Ingenext, the company that created the hack said their product was undetectable by the automaker, but not surprisngly included the following disclaimer, basically saying buyer beware.
Any purchaser or user of the Boost 50 module releases Technologies Ingenext and all its related companies from any responsibility regarding the full or partial validity of the manufacturer’s warranty following the use of this equipment. We are not responsible for any modifications the manufacturer could do to your car (ex: turning off some features etc.).
Despite their claims Tesla would not be able to detect their product, the latest 2020.32.2 software update appears to prove otherwise. A user on Reddit, u/Potato3838, shared a photo of a new notification on his Model 3 which said an incompatible vehicle modification was detected.
What’s not known is if Tesla will do anything else other than provide the notification to potentially scare the owner into removing it. As he notes in his post, he has yet to visit a Supercharger, but Tesla could easily disable his ability to charge at their stations. It wouldn’t exactly be fair, but it’s something they already do for salvaged vehicles.
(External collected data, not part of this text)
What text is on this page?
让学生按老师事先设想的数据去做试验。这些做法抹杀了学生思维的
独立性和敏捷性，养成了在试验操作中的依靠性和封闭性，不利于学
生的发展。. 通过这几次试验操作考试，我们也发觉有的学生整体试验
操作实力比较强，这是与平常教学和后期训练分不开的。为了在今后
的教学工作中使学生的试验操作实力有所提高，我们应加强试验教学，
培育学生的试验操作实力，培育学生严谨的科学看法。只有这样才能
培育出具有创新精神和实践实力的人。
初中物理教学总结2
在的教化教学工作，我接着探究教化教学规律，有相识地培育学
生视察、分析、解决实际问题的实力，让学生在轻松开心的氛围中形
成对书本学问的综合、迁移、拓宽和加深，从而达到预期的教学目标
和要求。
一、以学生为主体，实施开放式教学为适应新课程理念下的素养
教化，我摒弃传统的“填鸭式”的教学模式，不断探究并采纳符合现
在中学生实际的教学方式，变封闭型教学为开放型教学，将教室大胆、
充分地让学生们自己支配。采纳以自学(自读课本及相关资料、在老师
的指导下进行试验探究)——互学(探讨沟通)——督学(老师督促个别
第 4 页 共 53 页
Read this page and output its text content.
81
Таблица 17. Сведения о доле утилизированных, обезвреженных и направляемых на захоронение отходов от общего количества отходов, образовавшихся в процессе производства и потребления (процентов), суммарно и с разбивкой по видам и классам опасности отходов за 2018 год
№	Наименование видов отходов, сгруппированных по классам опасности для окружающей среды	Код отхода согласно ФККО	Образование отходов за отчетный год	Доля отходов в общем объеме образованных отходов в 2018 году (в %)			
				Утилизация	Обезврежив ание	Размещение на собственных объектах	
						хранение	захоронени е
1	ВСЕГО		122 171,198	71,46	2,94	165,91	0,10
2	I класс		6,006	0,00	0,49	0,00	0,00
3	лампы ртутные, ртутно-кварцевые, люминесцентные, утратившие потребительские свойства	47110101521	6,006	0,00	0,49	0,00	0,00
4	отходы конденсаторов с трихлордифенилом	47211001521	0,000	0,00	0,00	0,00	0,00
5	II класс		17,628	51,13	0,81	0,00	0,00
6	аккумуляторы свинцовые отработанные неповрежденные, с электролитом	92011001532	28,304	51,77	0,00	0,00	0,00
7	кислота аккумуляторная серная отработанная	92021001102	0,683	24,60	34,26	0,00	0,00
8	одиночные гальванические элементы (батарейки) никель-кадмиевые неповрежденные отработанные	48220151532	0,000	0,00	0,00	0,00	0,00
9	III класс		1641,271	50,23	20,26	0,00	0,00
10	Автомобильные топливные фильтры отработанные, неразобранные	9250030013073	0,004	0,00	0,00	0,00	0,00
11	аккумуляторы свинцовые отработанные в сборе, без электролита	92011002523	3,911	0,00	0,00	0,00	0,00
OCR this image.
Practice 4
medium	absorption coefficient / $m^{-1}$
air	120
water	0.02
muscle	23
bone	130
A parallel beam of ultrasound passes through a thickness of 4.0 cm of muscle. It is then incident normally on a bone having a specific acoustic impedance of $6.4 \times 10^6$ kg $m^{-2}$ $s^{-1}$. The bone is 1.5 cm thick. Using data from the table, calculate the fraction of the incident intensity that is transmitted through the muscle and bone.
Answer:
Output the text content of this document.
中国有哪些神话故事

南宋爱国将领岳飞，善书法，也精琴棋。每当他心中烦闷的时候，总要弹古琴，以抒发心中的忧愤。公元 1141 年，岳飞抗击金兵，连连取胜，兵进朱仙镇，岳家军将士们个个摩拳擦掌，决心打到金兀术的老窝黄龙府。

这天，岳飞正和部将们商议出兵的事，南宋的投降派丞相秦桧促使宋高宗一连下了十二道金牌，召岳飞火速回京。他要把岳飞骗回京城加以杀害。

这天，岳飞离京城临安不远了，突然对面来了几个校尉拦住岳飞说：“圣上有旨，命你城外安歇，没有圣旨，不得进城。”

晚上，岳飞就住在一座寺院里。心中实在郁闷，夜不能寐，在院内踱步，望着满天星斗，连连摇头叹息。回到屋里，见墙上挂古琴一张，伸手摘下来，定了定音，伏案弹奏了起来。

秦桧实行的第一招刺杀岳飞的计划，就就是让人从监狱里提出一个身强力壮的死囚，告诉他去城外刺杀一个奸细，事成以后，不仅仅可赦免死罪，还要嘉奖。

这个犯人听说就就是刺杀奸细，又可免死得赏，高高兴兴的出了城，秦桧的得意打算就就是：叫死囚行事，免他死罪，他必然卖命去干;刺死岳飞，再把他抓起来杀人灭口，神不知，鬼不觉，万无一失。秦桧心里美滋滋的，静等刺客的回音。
It should come as no surprise Tesla would figure out a way to detect the hack, as they were probably one of the first buyers when it was released. Just like when the first hackers were able to jailbreak the iPhone, Apple was quick to release an update that blocked their access. Then a new way to jailbreak the phone was developed, and Apple patched it again…and so it continued for years on end.
Will Ingenext figure out a way to get around Tesla and make it “undetectable” again? We’ll have to wait and see.